Almond biscotti

Almond biscotti

Cantuccini

By
From
Florentine
Makes
36 biscotti
Photographer
Lauren Bamford

Tuscan dinners most often end with a plate of almond-studded cantuccini accompanied by the local dessert wine, vin santo (perhaps homemade), poured into small tumblers, with much dunking, drinking, eating and lingering. It’s the quintessential element that rounds off any meal, whether it is shared among new or old friends at home or offered by friendly and generous trattoria hosts.
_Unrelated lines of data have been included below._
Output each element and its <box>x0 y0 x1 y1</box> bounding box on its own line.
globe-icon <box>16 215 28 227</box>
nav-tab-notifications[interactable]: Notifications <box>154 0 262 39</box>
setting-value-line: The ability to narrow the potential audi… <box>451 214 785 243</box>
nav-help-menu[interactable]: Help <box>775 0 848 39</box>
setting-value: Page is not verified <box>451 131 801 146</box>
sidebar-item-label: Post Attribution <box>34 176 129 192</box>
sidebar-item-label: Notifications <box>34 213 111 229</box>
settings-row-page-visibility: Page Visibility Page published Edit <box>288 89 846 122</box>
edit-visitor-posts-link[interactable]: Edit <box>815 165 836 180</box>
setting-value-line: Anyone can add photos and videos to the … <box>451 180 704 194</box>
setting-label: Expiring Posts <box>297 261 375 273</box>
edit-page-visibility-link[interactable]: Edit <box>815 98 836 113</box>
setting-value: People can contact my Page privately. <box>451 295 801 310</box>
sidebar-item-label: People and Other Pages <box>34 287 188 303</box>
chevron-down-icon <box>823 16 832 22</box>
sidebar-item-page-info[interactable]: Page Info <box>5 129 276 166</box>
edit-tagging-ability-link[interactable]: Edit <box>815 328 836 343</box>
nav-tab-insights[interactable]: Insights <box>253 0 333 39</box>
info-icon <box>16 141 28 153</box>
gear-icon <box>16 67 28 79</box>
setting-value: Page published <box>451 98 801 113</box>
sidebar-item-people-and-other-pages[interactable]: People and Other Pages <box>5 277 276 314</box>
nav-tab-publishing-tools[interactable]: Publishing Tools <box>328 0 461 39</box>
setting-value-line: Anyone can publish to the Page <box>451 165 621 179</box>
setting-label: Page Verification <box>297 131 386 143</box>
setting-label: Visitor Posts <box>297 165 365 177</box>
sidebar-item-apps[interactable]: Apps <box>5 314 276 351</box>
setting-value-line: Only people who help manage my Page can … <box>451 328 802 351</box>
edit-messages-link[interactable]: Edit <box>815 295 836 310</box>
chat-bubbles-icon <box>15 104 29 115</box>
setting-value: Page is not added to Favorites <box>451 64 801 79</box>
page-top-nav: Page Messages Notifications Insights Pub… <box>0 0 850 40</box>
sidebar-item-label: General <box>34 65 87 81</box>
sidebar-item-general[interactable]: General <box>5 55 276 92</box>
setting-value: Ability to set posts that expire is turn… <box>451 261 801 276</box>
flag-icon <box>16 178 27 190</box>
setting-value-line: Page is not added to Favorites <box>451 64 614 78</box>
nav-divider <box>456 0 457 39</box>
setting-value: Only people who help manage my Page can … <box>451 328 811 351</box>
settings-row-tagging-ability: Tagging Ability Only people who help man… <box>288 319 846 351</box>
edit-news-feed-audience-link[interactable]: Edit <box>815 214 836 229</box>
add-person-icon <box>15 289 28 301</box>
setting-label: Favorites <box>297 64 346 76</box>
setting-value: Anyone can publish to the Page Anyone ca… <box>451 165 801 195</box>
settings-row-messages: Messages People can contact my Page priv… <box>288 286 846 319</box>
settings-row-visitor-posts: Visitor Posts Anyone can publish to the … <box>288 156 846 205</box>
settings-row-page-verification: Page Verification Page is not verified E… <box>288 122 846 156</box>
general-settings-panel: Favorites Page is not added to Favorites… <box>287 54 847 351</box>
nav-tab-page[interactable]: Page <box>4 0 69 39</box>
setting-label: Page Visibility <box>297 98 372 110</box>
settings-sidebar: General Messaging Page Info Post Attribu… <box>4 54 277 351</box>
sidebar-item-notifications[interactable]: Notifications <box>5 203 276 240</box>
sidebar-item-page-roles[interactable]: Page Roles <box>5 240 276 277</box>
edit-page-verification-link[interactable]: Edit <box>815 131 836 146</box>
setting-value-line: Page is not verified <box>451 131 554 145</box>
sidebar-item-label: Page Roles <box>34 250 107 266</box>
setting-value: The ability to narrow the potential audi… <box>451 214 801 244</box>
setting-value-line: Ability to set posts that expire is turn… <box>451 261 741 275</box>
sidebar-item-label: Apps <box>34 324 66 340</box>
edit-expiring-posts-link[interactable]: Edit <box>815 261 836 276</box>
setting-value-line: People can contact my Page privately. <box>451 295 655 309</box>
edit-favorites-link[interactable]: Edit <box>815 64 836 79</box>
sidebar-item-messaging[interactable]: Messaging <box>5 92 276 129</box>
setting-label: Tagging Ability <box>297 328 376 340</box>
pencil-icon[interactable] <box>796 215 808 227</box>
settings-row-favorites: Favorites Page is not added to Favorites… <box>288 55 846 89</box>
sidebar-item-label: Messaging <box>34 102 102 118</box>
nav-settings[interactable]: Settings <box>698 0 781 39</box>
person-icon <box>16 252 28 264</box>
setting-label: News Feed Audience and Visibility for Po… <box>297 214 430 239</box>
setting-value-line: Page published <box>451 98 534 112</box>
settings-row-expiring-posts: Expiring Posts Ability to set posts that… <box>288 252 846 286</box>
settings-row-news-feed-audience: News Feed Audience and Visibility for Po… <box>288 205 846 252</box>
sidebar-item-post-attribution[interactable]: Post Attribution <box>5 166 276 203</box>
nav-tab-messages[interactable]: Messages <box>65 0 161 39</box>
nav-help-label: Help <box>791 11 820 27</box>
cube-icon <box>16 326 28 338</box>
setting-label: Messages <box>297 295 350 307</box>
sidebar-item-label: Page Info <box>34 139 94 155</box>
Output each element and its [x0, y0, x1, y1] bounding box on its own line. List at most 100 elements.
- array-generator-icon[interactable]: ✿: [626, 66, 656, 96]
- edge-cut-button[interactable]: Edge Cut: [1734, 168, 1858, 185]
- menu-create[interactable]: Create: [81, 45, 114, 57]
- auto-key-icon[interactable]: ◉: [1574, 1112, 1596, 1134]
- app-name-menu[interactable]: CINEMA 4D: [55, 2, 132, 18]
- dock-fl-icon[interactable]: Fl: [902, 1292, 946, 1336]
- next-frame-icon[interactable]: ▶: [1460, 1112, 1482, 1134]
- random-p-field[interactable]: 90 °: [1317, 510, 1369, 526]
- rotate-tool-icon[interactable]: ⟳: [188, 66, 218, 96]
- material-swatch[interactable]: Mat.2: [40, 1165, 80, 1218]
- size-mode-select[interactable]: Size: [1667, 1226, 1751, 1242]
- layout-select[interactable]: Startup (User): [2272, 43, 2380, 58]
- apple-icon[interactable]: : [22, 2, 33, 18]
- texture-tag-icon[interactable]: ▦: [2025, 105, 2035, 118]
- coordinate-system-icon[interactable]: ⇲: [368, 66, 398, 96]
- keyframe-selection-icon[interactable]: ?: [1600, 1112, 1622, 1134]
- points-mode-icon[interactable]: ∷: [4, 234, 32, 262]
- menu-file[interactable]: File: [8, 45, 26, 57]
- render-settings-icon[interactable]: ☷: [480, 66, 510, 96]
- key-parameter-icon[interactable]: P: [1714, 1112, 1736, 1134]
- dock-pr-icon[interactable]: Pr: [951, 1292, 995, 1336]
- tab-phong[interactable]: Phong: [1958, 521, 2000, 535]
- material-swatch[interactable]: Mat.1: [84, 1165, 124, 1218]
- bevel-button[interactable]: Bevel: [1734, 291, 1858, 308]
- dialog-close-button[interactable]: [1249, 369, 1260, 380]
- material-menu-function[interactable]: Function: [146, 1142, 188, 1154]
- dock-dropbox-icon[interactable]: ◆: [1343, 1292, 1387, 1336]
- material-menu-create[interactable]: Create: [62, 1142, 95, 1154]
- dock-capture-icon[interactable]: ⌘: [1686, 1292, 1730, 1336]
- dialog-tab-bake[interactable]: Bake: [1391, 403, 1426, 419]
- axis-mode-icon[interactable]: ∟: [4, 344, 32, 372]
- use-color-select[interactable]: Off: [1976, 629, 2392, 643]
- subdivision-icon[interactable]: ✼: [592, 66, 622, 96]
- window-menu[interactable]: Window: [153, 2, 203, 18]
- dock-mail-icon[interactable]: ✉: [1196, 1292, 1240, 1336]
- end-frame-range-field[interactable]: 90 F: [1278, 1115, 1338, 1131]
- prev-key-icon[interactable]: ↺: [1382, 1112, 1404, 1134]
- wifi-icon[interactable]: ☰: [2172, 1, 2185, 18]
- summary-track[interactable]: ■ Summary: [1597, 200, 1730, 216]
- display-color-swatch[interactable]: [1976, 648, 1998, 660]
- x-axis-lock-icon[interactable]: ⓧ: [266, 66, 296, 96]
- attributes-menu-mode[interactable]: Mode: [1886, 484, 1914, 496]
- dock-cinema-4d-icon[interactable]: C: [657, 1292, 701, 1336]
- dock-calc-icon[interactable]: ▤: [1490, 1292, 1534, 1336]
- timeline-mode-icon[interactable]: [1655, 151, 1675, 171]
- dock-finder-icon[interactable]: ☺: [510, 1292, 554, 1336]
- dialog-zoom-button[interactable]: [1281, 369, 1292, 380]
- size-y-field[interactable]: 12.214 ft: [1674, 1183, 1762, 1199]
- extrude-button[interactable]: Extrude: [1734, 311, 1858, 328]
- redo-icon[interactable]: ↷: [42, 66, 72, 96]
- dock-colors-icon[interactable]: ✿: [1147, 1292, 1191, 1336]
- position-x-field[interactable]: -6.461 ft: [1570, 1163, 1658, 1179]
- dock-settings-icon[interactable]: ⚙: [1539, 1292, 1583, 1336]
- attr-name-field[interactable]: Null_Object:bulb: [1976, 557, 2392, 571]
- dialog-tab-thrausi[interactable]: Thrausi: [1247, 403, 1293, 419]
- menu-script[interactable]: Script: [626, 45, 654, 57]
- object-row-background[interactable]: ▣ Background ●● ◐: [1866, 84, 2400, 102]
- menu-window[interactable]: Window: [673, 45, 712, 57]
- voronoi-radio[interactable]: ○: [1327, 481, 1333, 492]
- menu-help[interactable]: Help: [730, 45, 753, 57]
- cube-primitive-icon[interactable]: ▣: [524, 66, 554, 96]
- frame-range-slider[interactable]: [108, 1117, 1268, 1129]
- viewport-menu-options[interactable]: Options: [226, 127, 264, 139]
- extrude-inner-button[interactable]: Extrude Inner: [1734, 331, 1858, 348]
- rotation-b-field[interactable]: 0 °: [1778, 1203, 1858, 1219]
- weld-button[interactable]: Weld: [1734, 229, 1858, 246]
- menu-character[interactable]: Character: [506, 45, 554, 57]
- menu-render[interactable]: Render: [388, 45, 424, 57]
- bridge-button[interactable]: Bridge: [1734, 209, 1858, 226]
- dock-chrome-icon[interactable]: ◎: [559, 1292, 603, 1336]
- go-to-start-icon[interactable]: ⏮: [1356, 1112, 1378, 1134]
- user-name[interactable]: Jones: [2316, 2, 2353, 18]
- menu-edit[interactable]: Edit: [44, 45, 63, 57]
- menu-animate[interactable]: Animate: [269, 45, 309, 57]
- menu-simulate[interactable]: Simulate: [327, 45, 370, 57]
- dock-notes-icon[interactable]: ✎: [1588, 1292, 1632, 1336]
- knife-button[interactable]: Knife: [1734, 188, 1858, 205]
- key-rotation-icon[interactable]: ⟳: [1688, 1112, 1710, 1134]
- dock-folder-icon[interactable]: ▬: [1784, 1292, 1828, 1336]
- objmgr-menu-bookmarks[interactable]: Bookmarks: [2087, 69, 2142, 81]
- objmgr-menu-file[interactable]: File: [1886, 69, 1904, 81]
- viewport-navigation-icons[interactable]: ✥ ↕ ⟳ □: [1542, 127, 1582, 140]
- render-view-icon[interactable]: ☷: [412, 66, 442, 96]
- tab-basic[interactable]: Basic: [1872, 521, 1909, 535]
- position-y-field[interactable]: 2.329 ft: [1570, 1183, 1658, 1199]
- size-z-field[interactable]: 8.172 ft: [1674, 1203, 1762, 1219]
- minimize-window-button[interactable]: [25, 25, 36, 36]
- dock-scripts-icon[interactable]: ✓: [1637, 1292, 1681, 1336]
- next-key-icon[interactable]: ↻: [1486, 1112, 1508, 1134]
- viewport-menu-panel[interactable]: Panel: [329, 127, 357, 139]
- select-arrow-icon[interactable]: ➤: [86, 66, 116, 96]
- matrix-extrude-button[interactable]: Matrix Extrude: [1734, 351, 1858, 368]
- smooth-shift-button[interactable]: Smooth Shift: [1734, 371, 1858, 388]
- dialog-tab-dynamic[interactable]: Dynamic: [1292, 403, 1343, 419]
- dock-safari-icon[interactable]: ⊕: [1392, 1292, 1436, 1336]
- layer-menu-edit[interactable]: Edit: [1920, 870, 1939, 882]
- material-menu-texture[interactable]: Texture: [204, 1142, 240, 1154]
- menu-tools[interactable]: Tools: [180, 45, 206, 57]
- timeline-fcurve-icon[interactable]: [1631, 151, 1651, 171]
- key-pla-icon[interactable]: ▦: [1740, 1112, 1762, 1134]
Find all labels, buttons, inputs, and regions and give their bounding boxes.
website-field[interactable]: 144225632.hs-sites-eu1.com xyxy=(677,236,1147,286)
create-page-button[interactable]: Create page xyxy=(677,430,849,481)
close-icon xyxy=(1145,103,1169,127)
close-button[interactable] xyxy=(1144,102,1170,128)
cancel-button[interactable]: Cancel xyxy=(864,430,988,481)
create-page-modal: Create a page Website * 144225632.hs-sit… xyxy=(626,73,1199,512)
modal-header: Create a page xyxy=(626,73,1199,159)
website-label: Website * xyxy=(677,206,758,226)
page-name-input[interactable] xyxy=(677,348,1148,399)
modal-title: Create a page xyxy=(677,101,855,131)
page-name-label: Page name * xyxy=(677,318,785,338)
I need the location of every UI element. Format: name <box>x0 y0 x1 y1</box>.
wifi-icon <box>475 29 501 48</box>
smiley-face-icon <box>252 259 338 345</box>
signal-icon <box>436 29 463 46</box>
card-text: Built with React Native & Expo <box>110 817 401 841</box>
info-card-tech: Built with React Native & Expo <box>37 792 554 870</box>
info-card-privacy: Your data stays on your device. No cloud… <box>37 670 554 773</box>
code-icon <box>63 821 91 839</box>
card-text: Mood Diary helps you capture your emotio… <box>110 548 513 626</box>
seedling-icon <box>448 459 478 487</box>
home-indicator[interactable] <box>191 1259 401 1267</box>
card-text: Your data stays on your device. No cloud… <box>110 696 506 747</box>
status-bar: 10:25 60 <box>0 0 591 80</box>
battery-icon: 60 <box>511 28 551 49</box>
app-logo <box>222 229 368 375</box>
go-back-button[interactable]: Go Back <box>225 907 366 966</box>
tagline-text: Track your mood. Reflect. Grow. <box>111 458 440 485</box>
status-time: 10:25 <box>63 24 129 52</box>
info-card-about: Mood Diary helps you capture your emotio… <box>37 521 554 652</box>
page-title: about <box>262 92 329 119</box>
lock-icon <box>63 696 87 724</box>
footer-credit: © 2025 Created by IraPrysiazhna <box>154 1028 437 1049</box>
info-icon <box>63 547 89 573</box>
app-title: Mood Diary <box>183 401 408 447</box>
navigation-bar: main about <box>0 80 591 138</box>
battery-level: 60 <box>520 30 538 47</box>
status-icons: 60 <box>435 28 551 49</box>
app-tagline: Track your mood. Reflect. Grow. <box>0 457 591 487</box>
In Tuscany they are known as cantuccini – often named after Florence’s neighbour and the city of their invention, Prato – but they are better known as biscotti (the general Italian word for ‘biscuits’) in the English-speaking world. The word biscotti comes from the fact that these biscuits are twice (‘bis’) cooked (‘cotto’), a technique that Pliny the Elder once said would make baked goods keep for centuries. They are first shaped into a sort of flat log, baked, then cut into slices and baked again. The double baking makes them durable, crunchy and perfect for dipping into vin santo or coffee.

Ingredients

Quantity Ingredient
125g whole almonds, chopped roughly in half
350g plain flour
200g sugar
1 teaspoon baking powder
A pinch salt
2 eggs
1 egg yolk, for glazing
30ml vin santo
1 tablespoon honey

Method

  1. Preheat the oven to 180°C.
  2. Place the almonds on a baking tray and toast for 10 minutes in the oven, then let them cool.
  3. Combine the dry ingredients in a large bowl. Make a well in the centre and crack the eggs in (reserve the extra yolk for glazing later). Add the vin santo and honey (warmed, if not runny enough) and beat the wet ingredients with a fork, slowly incorporating the dry ingredients around them until it becomes a dough. Add the almonds and continue mixing with your hands until the dough is well combined.
  4. Shape the dough into thin logs, about 2 cm high, 4 cm wide, and slightly flattened. Place on baking trays lined with baking paper, at least 5–8 cm apart.
  5. Beat the extra egg yolk and brush the tops and sides of the logs with the beaten egg. Bake in the oven at 180°C until golden, about 20–25 minutes. Turn the oven down to 130°C.
  6. When just cool enough to handle, slice the logs at a 45 degree angle into 1.5 cm slices (use a sharp, heavy kitchen knife that can easily chop through nuts).
  7. Place the cantuccini on their sides back onto the baking tray, and bake for a further 20 minutes or until crisp and dry to the touch (but not coloured).
  8. These biscuits keep well when stored in an airtight container – if they are not eaten all at once.

Variations

  • The recipe for cantuccini has thousands of variations. While the one I use is adapted from my mother-in- law’s recipe, it is quite different from the very first nineteenth-century recipe for biscotti di Prato, which included pine nuts and did not have any raising agents or butter.

    If you do not have vin santo on hand, you could substitute another dessert wine or even rum. Otherwise, simply leave it out.

    You can replace the almonds with an equal amount of large chunks of dark chocolate. Leave the logs to cool completely before slicing and only do the second baking just before serving so you can serve the biscotti warm, with the chocolate just melting.